- The Washington Times - Thursday, August 12, 2010

What moves almost as slowly as motorists caught in the Washington rush hour on the George Washington Memorial Parkway?

A rebuilding project on the George Washington Memorial Parkway.

The Humpback Bridge reconstruction will take more than three years at least, longer than it took to build the enormous Delaware Memorial Bridge suspension span using technologies of the 1950s.

An AAA spokesman said the Federal Highway Administration is taking far too long to rebuild the tiny bridge on the picturesque road.

The Humpback Bridge work “is taking an inordinate amount of time to complete, and certainly every day that they’re working on it is another inconvenient day for a lot of motorists,” AAA spokesman Mahlon G. “Lon” Anderson said.

But a highway administration spokesman said that while the Humpback Bridge is small, the reconstruction project is more complex than it might appear because of the need to preserve the stone facade seen from the Potomac River.

“This is an extremely complicated bridge project,” spokesman Doug Hecox said.

“Balancing historical requirements, maintaining traffic flow in a confined space, and unforeseen complications - such as hiring a special contractor to remove World War II-era ammunition, difficulties relocating Pepco power lines, and this winter’s unusually heavy snows - caused the delays,” Mr. Hecox said.

Mr. Anderson said he speaks not just as an advocate for the public, but as a motorist who has been caught several times in huge traffic backups approaching the Humpback Bridge, just north of Interstate 395 near the 14th Street Bridge.

The slow pace of progress on the bridge project is intensified by what Mr. Anderson sees as a failure to maintain reasonable traffic flow at the work site, measured against other major regional highway projects that involved traffic delays.

“I’m no engineer, but the Humpback Bridge doesn’t seem to be a major engineering challenge,” he said. One would hope the construction team “would get in and out and try to minimize traffic disruption.”

Efforts to maintain traffic flow were far more successful for the immense and complex Springfield Interchange and Woodrow Wilson Bridge replacement projects, Mr. Anderson said.

“Are we seeing the same kind of concern about traffic disruption here [on the Humpback Bridge project] and haste to complete the project?” he asked rhetorically. “It certainly doesn’t appear to be that way.”

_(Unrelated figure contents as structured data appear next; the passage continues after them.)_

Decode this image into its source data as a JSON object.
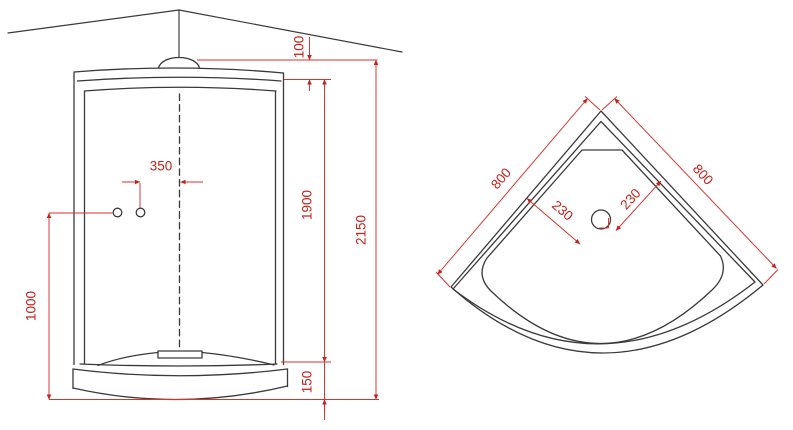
{
  "diagram": {
    "front_view": {
      "dimensions": {
        "dome_offset": "100",
        "handle_to_center": "350",
        "door_height": "1900",
        "total_height": "2150",
        "handle_height": "1000",
        "tray_height": "150"
      }
    },
    "plan_view": {
      "dimensions": {
        "left_side": "800",
        "right_side": "800",
        "drain_offset_left": "230",
        "drain_offset_right": "230"
      }
    },
    "colors": {
      "outline": "#3a3a3a",
      "dimension_line": "#d9302a",
      "dimension_text": "#c4211c"
    }
  }
}
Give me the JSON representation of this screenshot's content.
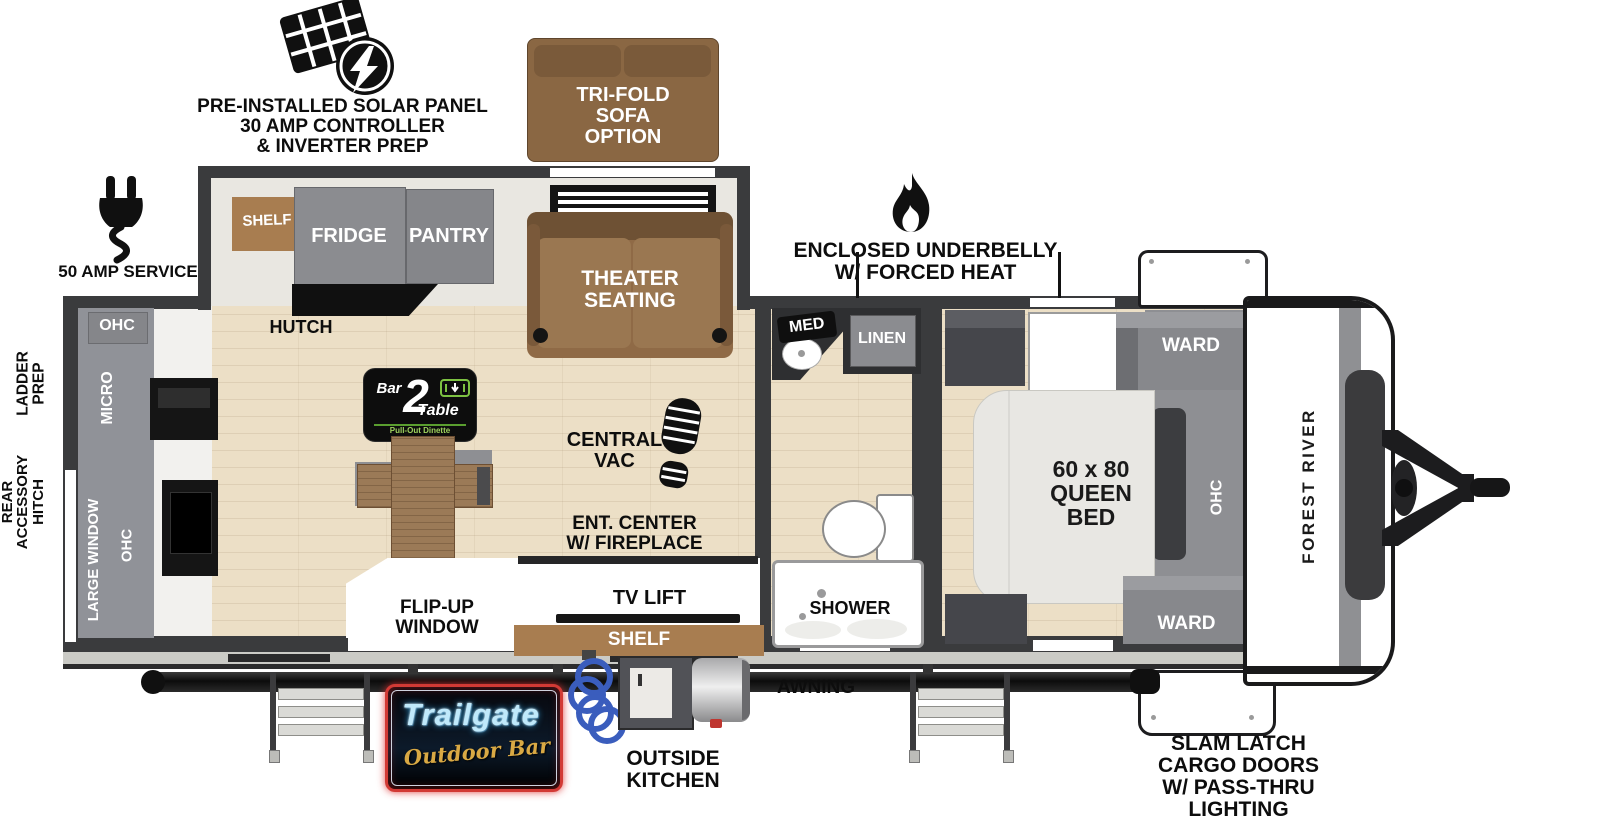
{
  "colors": {
    "wall": "#3a3b3d",
    "wood_floor": "#ecdfc6",
    "cabinet_gray": "#8e8f93",
    "sofa_brown": "#8f6a46",
    "shelf_brown": "#a87d50",
    "bed_white": "#e8e7e3",
    "neon_blue": "#9adcf5",
    "neon_gold": "#d9a944",
    "neon_red": "#d23a35",
    "logo_green": "#7dc242",
    "hose_blue": "#3a5dbd"
  },
  "annotations": {
    "solar": {
      "line1": "PRE-INSTALLED SOLAR PANEL",
      "line2": "30 AMP CONTROLLER",
      "line3": "& INVERTER PREP"
    },
    "trifold": {
      "line1": "TRI-FOLD",
      "line2": "SOFA",
      "line3": "OPTION"
    },
    "amp_service": "50 AMP SERVICE",
    "underbelly": {
      "line1": "ENCLOSED UNDERBELLY",
      "line2": "W/ FORCED HEAT"
    },
    "rear_hitch": {
      "line1": "REAR",
      "line2": "ACCESSORY",
      "line3": "HITCH"
    },
    "ladder_prep": {
      "line1": "LADDER",
      "line2": "PREP"
    },
    "awning": "AWNING",
    "outside_kitchen": {
      "line1": "OUTSIDE",
      "line2": "KITCHEN"
    },
    "slam_latch": {
      "line1": "SLAM LATCH",
      "line2": "CARGO DOORS",
      "line3": "W/ PASS-THRU",
      "line4": "LIGHTING"
    }
  },
  "kitchen": {
    "shelf": "SHELF",
    "fridge": "FRIDGE",
    "pantry": "PANTRY",
    "hutch": "HUTCH",
    "ohc_upper": "OHC",
    "micro": "MICRO",
    "large_window": "LARGE WINDOW",
    "ohc_lower": "OHC"
  },
  "living": {
    "theater": {
      "line1": "THEATER",
      "line2": "SEATING"
    },
    "central_vac": {
      "line1": "CENTRAL",
      "line2": "VAC"
    },
    "ent_center": {
      "line1": "ENT. CENTER",
      "line2": "W/ FIREPLACE"
    },
    "tv_lift": "TV LIFT",
    "shelf": "SHELF",
    "flip_window": {
      "line1": "FLIP-UP",
      "line2": "WINDOW"
    }
  },
  "bath": {
    "med": "MED",
    "linen": "LINEN",
    "shower": "SHOWER"
  },
  "bedroom": {
    "ward_top": "WARD",
    "ward_bottom": "WARD",
    "ohc": "OHC",
    "bed": {
      "line1": "60 x 80",
      "line2": "QUEEN",
      "line3": "BED"
    },
    "brand": "FOREST RIVER"
  },
  "logos": {
    "bar2table": {
      "bar": "Bar",
      "num": "2",
      "table": "Table",
      "sub": "Pull-Out Dinette"
    },
    "trailgate": {
      "name": "Trailgate",
      "sub": "Outdoor Bar"
    }
  }
}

From the highway administration’s perspective, however, those other projects are not comparable to the Humpback Bridge work because contractors don’t have the large spaces needed to build traffic detours, as existed at the Springfield Interchange and the Wilson Bridge. Instead, they have to work in a constrained area between the Potomac River and a marina.

The Humpback Bridge reconstruction has been a long slog for parkway motorists.

Work began the week of Jan. 7, 2008, and isn’t expected to be completed until perhaps mid-June. The modernization work on the little stone-facade bridge, built in 1932, earlier was scheduled to be finished late this year.

Work on the original Delaware Memorial Bridge began Feb. 1, 1949, and wrapped up Aug. 16, 1951, a bit more than 2 1/2 years. It connects Delaware and New Jersey. The 2,150-foot center span is high enough for oceangoing ships to pass beneath it. The Humpback Bridge spans water (Boundary Channel) only about as wide as a creek frequented by cabin cruisers and other boats docking at the Columbia Island marina.

The Humpback Bridge, originally a 100-foot span, is being lengthened to 244 feet. The original Delaware Memorial Bridge is 3,650 feet (about seven-tenths of a mile, not counting approaches that make the total facility roughly two miles long) with towers soaring 417 feet high, hooked to about 12,000 miles of wire for the immense cables supporting the crossing.

When the project is finished, the Humpback Bridge will have a merge lane for traffic exiting the southbound 14th Street Bridge onto the northbound parkway. Motorists will have more visibility ahead, reducing the chance of rear-end collisions. Also, a barrier will separate fast-moving vehicles from hikers, bikers and joggers crossing the Humpback Bridge.